The speed and utility of sketches comes from their fixed size, both in the number of k-mers included in the sketch and the value of k which is used. A more complete explanation of those terms can be found in the mash documentation.
For the purpose of this tool, what the user should know is that sketches can only be compared if they have the same k-mer length as well as the same number of k-mers. Changing either of those values makes the sketches incompatible.
Generally speaking, selecting larger values of k will make the sketch more sequence specific, and smaller values will be more general. Because each match must be exact, any variants that occur within two homologous sequences will cause that k-mer to not be found.
Selecting a larger sketch size (a larger number of k-mers in each sketch) will provide a greater degree of sensitivity with the trade-off of a longer time required to search those sketches. For a sketch with 1,000 k-mers, the greatest degree of sensitivity possible would be 1/1000, or 0.1%. Similarly, by increasing the sketch size to 10,000 it would be possible to detect 1/10,000 matches for a sensitivity of 0.01%.
It may be worth exploring a few different sets of parameters to find the combination which is most appropriate for your use-case.
To index a genome collection, run the sketch_genomes tool:
Inputs:
-
genomes: A folder containing the genomes to sketch -
recursive: Whether or not to include files in subdirectories -
sketch_folder: Output folder for the combined sketches of all genomes -
sketch_size: Number of k-mers to include in each sketch -
kmer_size: Length of k-mers used for sketching -
gencode: Genetic code to use for conceptual translation of genome sequences
Outputs:
-
combined_genomes.msh: The combined sketches of all genomes in the collection -
combined_genomes.txt: Text file containing the full path of all genomes which were indexed
To search an indexed genome collection, run the search_sketches tools:
Inputs:
-
query: Protein sequence(s) to search against those genomes (in FASTA format); Multiple files may be specified with wildcard characters -
genome_sketches: Single file containing all of the genome sketches to search against (combined_genomes.msh) -
search_results: Output folder used to write results -
kmer_size: Length of k-mers used for sketching. Must match the value used to sketch genomes. -
sketch_size: Number of k-mers to include in the query for each sketch
Outputs:
-
*.dists.csv: For each of thequeryinput sequences, an output file will be created in CSV format with the 'mash_distance' and number of matching k-mers.

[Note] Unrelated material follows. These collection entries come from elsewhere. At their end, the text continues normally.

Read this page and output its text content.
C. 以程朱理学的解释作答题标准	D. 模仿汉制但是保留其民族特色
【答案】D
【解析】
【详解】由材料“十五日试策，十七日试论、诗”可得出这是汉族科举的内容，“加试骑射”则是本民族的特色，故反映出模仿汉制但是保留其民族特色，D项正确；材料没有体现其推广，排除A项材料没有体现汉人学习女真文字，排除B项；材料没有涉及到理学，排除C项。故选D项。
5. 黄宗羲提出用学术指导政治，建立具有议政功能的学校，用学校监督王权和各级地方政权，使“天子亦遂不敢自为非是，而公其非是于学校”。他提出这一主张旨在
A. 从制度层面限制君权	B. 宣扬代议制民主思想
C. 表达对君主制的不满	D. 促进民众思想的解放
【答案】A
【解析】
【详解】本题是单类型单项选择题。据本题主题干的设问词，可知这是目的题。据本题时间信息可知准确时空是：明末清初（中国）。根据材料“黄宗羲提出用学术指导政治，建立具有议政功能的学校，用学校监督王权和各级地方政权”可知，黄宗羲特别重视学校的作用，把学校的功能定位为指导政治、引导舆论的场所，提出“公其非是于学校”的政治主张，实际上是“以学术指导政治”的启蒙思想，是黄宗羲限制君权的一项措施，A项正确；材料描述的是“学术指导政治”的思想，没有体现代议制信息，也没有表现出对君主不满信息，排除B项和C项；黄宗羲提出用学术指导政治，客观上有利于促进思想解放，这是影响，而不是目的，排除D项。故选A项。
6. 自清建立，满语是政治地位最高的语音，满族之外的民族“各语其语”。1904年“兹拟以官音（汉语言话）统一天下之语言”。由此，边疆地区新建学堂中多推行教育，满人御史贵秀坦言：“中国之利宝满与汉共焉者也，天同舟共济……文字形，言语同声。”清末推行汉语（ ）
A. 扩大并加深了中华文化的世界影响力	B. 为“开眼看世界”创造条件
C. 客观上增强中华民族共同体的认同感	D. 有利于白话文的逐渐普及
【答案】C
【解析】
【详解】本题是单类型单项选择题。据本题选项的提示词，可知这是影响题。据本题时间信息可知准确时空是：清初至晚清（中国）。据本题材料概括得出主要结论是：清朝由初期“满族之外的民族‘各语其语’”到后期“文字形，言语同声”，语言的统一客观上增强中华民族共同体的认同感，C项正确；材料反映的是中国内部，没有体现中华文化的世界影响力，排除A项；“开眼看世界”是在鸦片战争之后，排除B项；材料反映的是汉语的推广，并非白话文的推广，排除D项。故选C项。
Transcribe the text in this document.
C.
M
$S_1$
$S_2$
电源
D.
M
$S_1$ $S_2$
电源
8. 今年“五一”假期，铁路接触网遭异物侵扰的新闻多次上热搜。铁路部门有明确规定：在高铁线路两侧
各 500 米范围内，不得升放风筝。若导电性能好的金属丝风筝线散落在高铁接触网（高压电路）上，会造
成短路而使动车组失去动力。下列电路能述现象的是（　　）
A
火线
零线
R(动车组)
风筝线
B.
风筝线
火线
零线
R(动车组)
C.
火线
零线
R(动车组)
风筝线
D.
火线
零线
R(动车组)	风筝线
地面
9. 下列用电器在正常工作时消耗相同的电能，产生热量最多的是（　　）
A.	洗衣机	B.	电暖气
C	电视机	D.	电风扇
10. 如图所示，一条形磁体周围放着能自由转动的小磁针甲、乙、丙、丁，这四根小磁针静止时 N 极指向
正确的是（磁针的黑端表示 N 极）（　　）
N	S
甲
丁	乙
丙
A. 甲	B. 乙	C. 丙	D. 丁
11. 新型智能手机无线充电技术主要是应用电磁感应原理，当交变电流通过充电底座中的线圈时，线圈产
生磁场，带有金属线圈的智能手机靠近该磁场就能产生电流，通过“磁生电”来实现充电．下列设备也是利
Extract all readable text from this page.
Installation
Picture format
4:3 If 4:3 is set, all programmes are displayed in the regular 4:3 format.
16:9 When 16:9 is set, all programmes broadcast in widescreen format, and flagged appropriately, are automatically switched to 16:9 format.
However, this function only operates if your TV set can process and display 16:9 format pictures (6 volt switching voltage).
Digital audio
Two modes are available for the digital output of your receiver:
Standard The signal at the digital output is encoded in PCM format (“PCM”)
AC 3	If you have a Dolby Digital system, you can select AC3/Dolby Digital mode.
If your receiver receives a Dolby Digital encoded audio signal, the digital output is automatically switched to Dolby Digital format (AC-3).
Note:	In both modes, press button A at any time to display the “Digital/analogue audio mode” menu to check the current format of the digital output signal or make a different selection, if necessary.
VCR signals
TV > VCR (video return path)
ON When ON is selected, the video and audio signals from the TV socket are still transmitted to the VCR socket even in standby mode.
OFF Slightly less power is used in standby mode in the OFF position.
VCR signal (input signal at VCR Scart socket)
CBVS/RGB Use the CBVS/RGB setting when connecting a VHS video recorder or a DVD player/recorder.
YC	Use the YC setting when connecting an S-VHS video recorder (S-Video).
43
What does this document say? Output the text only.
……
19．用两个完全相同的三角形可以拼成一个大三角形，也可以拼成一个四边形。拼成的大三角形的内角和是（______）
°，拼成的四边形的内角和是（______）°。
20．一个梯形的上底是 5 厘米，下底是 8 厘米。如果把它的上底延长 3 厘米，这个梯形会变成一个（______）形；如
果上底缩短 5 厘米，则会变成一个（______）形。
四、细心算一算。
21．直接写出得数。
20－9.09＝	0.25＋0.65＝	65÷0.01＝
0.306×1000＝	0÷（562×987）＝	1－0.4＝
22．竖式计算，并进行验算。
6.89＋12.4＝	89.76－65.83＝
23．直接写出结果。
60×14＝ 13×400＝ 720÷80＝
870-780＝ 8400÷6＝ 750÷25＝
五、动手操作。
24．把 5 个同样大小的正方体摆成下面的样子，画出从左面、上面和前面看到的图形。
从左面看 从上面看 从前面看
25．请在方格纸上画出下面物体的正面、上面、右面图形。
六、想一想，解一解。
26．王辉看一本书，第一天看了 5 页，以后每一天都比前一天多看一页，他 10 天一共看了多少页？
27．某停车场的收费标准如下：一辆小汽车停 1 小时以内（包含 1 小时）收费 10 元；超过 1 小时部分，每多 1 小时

The primary output of the search_sketches tool is a CSV file with the number of matching k-mers as well as
the 'mash_distance' for the comparison. This metric takes into account the differences in sequence size between
the query and the reference in order to estimate the sequence similarity of the original source genomes.
In practical evaluations, the 'mash_distance' is correlated closely with average nucleotide identity, although
many of those assumptions may not be valid when searching a small number of protein coding sequences against
incompletely-annotated bacterial genomes.
For more details on this distance metric, read through the official documentation.
The most prudent use of this tool is to quickly identify specific genomes which may then be searched more exhaustively with the tool for aligning genes to genomes.